Le gisement local se lit dans les mêmes données : un bassin de travaux structuré autour de Métropole d'Aix-Marseille-Provence, 299 diagnostics publiés pour 1 000 résidences principales, 1 984 logements encore chauffés au gaz ou au fioul, soit 32 % du parc. Ce volume ne préjuge d'aucune éligibilité individuelle : il indique seulement où se concentrent, à Bouc-Bel-Air, les situations où le scénario décrit sur cette page a le plus de chances d'être pertinent.
Nous raisonnons à Bouc-Bel-Air sur un logement de 115 m², en zone H3 : après un bouquet complet, la consommation recule d'environ 12 300 kWh par an, soit près de 1 320 € au tarif de référence. Côté financement, l'assiette est plafonnée à 40 000 € HT dès trois classes gagnées, l'aide ANAH s'échelonne de 4 000 € à 32 000 € selon le revenu fiscal de référence, et l'accompagnement obligatoire est pris en charge jusqu'à 2 000 €.
La logistique dépend de la densité : 15 381 habitants pour 6 221 résidences principales à Bouc-Bel-Air. Cette densité conditionne l'emprise de stationnement, l'autorisation de voirie et le stockage des matériaux nécessaires à une installation photovoltaïque en autoconsommation, trois postes que les devis les moins précis oublient de chiffrer.
Le dimensionnement suit l'occupation réelle : 2.47 personne(s) par logement en moyenne à Bouc-Bel-Air, ce qui fixe la base de calcul à 115 m². Une installation photovoltaïque en autoconsommation se calibre sur cette occupation, pas sur la surface cadastrale ni sur la facture de l'année passée.
Le gisement de substitution est mesurable : environ 1 984 logements à Bouc-Bel-Air sont encore chauffés au gaz ou au fioul, soit 32 % du parc.
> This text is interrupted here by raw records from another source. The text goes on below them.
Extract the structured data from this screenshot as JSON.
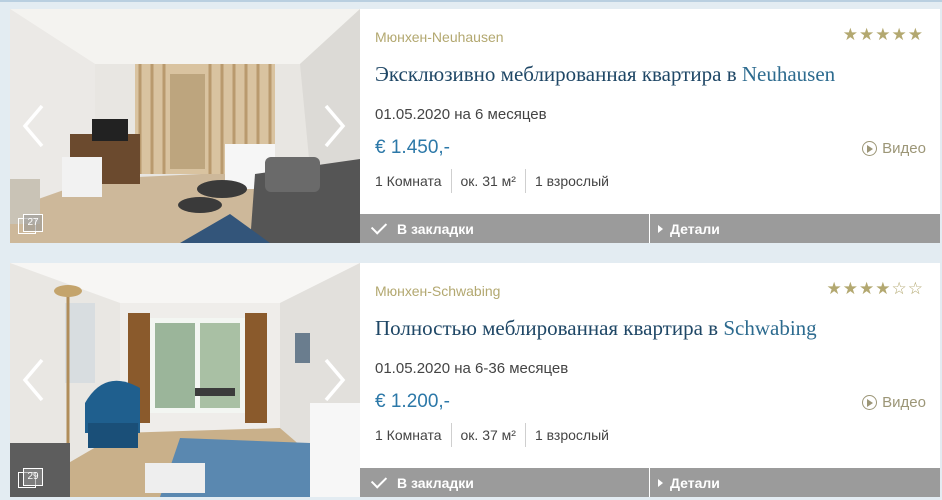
{
  "listings": [
    {
      "location": "Мюнхен-Neuhausen",
      "rating": 4.5,
      "stars": "★★★★★",
      "title_main": "Эксклюзивно меблированная квартира в ",
      "title_place": "Neuhausen",
      "dates": "01.05.2020 на 6 месяцев",
      "price": "€ 1.450,-",
      "video_label": "Видео",
      "rooms": "1 Комната",
      "area": "ок. 31 м²",
      "guests": "1 взрослый",
      "photo_count": "27",
      "bookmark_label": "В закладки",
      "details_label": "Детали"
    },
    {
      "location": "Мюнхен-Schwabing",
      "rating": 3.5,
      "stars": "★★★★☆☆",
      "title_main": "Полностью меблированная квартира в ",
      "title_place": "Schwabing",
      "dates": "01.05.2020 на 6-36 месяцев",
      "price": "€ 1.200,-",
      "video_label": "Видео",
      "rooms": "1 Комната",
      "area": "ок. 37 м²",
      "guests": "1 взрослый",
      "photo_count": "29",
      "bookmark_label": "В закладки",
      "details_label": "Детали"
    }
  ],
  "icons": {
    "prev": "chevron-left-icon",
    "next": "chevron-right-icon",
    "gallery": "gallery-icon",
    "video": "play-circle-icon",
    "bookmark": "checkmark-icon",
    "details": "caret-right-icon"
  },
  "colors": {
    "accent_gold": "#b3a870",
    "title_blue": "#1f4766",
    "price_blue": "#2c78a8",
    "button_gray": "#9b9b9b",
    "background": "#e3ecf2"
  }
}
Pour une installation photovoltaïque en autoconsommation, cette proportion détermine le nombre de dossiers où le saut de classes est atteignable sans toucher à la structure du bâti.
Mix de chauffage à Bouc-Bel-Air : 63 % d'électricité, 27 % de gaz, 5 % de fioul, 5 % de bois et 0 % de réseau de chaleur. Ce partage détermine l'intérêt réel de une installation photovoltaïque en autoconsommation : un logement raccordé à un réseau vertueux n'appelle pas le même bouquet qu'un logement au fioul.
Côté performance, une installation photovoltaïque en autoconsommation pèse pour 10 à 20 % de la consommation totale. Sur la base conventionnelle appliquée à Bouc-Bel-Air en zone H3, cela représente entre 2 236 et 4 473 kWh évités par an, soit 240 € à 480 € de facture en moins au tarif de référence 2026.
Le choix du scénario change l'assiette : à Bouc-Bel-Air, elle passe de 30 000 € HT à deux classes à 40 000 € HT dès trois classes. Avec le photovoltaïque chiffré autour de 6 750 €, l'arbitrage consiste à vérifier si le poste complémentaire nécessaire pour franchir la troisième classe coûte moins que le supplément d'aide qu'il déclenche.
Le critère à écrire noir sur blanc dans le devis pour une installation photovoltaïque en autoconsommation à Bouc-Bel-Air est un taux d'autoconsommation supérieur à 60 %. Sans cette mention, ni l'aide ni le certificat d'économies d'énergie ne sont sécurisés, et le contrôle sur site peut conduire à un refus de versement du solde.